Why am I going to Africa with Hands at Work?

Our Link for Life Project Schools Team is about to set out for Africa.  We’ll be spending a week with Hands at Work and the communities they serve.  It’s been hard work getting all of us ready  - eight school students two teachers and two church members – we have had a year of orientation, training and fundraising  and now  we are just a couple of days from the beginning of our visit.  I think and hope that our team are in good shape to give of themselves and learn from the people we will meet.   It’s exciting and daunting all at the same time, it costs a lot and the preparation has been going on for months –so why are we doing it?

Lots of us want to get involved in helping people in Africa... And there are many different motivations for doing it.

Many people feel sorry for the people they hear about, whilst for some there is a sense of injustice at the gap between their situation and the issues that many people in Africa have to deal with.

But there is often a motive which is harder for us to own up to... If we come from materially wealthy nations, we may find that we feel more 'alive' amongst people who, despite their need, welcome us. The rawness of their situation and our wish to help can give us a real sense of purpose- which may be lacking in our 'regular' lives.

So with all these motives - there are many reasons to get involved...

But before we pack our bags we need to check on a few area …as sometimes unhelpful things can find their way into our ‘baggage’...

So here are some things we need to try to ‘leave out’ of the things we take to Africa.

1. The false belief that the ways we know are best- this is especially likely to get into our hand luggage if we are someone who has expertise in our home life. We can mistakenly think that our experience and knowledge will be what people need. What we really need to do is to be prepared to listen rather than speak, and learn rather than teach.

2. Pity.  This often finds its way into our bags, even though we might think we have taken it out already.  Pity tends to lead us to dis-empower or even belittle the people we meet rather than working with them... and the people Hands at Work supports don't want pity, but partnership.

3. A fix-it mentality... When we see some of the problems in communities in Africa, we can easily think that we can quickly sort out what's gone wrong. But the problems we see often have deep and hidden roots, which need to be tackled by people who know their communities really well- our 'help' may make us feel better, but it may hold back real and lasting change.

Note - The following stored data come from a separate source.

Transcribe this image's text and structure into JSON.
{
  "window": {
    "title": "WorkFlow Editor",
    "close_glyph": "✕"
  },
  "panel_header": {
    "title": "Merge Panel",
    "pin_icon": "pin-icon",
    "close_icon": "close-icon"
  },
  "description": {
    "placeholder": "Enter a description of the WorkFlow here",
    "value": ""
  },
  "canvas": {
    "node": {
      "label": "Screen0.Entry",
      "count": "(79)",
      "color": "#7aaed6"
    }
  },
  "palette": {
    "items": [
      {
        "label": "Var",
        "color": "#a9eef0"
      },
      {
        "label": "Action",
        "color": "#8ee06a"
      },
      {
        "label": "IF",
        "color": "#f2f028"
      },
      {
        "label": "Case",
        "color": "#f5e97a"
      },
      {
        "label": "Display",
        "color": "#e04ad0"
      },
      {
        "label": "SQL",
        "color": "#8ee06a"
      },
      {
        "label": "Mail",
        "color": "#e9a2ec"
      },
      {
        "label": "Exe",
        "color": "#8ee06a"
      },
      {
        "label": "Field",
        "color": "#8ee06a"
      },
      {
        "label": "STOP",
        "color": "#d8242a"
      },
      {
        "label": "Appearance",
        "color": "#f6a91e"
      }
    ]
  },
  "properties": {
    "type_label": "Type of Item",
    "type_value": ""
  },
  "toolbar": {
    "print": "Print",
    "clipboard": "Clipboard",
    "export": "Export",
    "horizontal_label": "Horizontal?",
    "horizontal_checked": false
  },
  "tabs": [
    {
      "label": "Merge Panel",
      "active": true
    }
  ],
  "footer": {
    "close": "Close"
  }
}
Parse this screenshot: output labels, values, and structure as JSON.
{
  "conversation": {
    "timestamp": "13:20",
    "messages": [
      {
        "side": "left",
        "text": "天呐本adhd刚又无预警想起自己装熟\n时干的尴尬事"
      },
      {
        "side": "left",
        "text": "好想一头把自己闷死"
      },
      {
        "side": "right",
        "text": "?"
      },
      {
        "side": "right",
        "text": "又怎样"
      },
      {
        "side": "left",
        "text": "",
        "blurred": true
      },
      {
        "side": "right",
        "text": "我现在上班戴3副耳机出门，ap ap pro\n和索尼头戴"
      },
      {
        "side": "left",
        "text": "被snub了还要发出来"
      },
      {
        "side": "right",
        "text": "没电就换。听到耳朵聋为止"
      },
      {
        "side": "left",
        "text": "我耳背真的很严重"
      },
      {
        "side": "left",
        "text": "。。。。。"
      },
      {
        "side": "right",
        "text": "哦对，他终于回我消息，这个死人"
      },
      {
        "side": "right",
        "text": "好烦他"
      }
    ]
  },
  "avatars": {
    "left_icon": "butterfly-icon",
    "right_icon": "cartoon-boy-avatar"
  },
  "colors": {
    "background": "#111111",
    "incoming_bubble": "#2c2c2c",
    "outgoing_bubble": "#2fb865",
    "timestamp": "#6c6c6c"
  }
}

With all these complications - we might say well why visit at all?

I think the reasons are compelling...

Passion for justice and care for the poor are at the heart of what the church is called to do as these are hallmarks of God's kingdom...

Partnership brings a blessing to all not just those who may receive what is offered.

But one of the reasons that is most pressing for me is the sense of connection with people who are materially poor. If we give from a distance we protect ourselves from the pain which others may be experiencing. When we sit alongside those in need, we are shown the issues of justice which we could easily ignore. We are confronted by our part in the unjust systems which keep the poor, poor... And, if we are prepared to, we can be led to deep and searching questions - which do not have easy answers – But as we search for answers to these disturbing questions we will find our faith is fueled and we become motivated to share the faith we have and speak up on behalf of those with no voice.  

In truth, both us as visitors and those we visit, need each other.

Will our visit be effective?  Will it bear fruit?  That depends on what we do when we get back home – the answers to these questions lie in our hands.

When we unpack our bags, we must not leave our experiences in our suitcase... For everyone's sake we need to go, and return, determined to challenge & change the way things are ... And begin with ourselves –Our God invites and compels us to do no less.